Es werden schon wieder Zeiten mit Zinsen kommen, in denen wir dann wieder freigiebiger sein können. Den Appell zur Sparsamkeit, so gerne wir ihn an andere richten, hören wir aber selbst nicht gern. Die zweite Möglichkeit besteht darin, das Kapital aufzuzehren - auf die Gefahr hin, dass am Ende nicht mehr viel oder gar nichts davon übrig bleibt. Das ist auch nicht schön, denn die Erben sehen es nicht gern und wer weiß, wie viel man am Ende noch braucht?

Und weil das beides so unangenehme Möglichkeiten sind, machen wir uns auf die Suche nach einer Alternative. Dabei stoßen viele Sparer (im Kleinen wie im Großen: Versicherungen, Pensionskassen geht es nicht anders als den Durchschnittsrentnern) auf die ganze Palette der Versuchungen, die der Kapitalmarkt bereithält. Erst kaufen sie Unternehmensanleihen anstelle von Pfandbriefen.

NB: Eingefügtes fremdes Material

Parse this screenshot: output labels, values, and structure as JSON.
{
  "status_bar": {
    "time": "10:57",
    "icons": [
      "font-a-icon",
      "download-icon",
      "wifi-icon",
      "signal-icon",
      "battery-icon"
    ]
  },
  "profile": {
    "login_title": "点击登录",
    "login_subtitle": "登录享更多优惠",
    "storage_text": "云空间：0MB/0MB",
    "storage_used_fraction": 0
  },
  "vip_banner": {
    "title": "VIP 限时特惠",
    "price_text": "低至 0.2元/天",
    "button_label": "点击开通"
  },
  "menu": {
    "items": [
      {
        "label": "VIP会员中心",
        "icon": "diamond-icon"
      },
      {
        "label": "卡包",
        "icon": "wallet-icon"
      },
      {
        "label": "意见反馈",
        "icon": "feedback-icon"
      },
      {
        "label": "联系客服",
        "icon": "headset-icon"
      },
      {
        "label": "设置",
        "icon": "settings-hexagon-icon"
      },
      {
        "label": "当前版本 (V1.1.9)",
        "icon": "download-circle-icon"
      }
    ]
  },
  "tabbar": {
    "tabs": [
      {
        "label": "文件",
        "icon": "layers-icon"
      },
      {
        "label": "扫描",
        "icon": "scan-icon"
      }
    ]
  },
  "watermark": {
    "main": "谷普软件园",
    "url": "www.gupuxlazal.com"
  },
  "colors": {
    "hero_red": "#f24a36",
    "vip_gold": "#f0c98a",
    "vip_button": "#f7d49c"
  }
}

Sie kaufen nachrangig besicherte Anleihen von Banken, als habe es das Jahr 2008 nie gegeben. Aber irgendwann werfen auch diese Papiere kaum noch etwas ab und der Zinshunger ist noch immer nicht gestillt. Also Aktien. Der Sirenengesang der Aktie wurde zuletzt wieder von Thomas Piketty angestimmt, in seinem Buch über das Kapital im 21. Jahrhundert. Darin hat er noch einmal auf den Umstand hingewiesen, dass das Kapital (das heißt die Aktie) die Tendenz hat, deutlich höher verzinst zu werden als die Wachstumsrate der Wirtschaft insgesamt. Dadurch kommt über die Zeit ein immer größerer Teil des ökonomischen Kuchens bei den Kapitalbesitzern (Aktionären) an und die Gesellschaft wird immer ungleicher.

Gelegentlich kommen Kriege dazwischen und machen uns alle wieder etwas gleicher, und gelegentlich kommt es zu einer Revolution, wenn die Ungleichheit unerträglich wird und die Armen nichts mehr zu verlieren haben. Aber so lange das Kapital nicht abgeschafft wird, kommt doch immer wieder seine alte Eigenschaft hervor: Es akkumuliert, rentiert, vermehrt sich, komme was wolle. Und Aktien sind in der Tat eine wunderbare Sache, wenn und solange ihre Eigentümer (Aktionäre, Kapitalisten) auf das Kleingedruckte achten.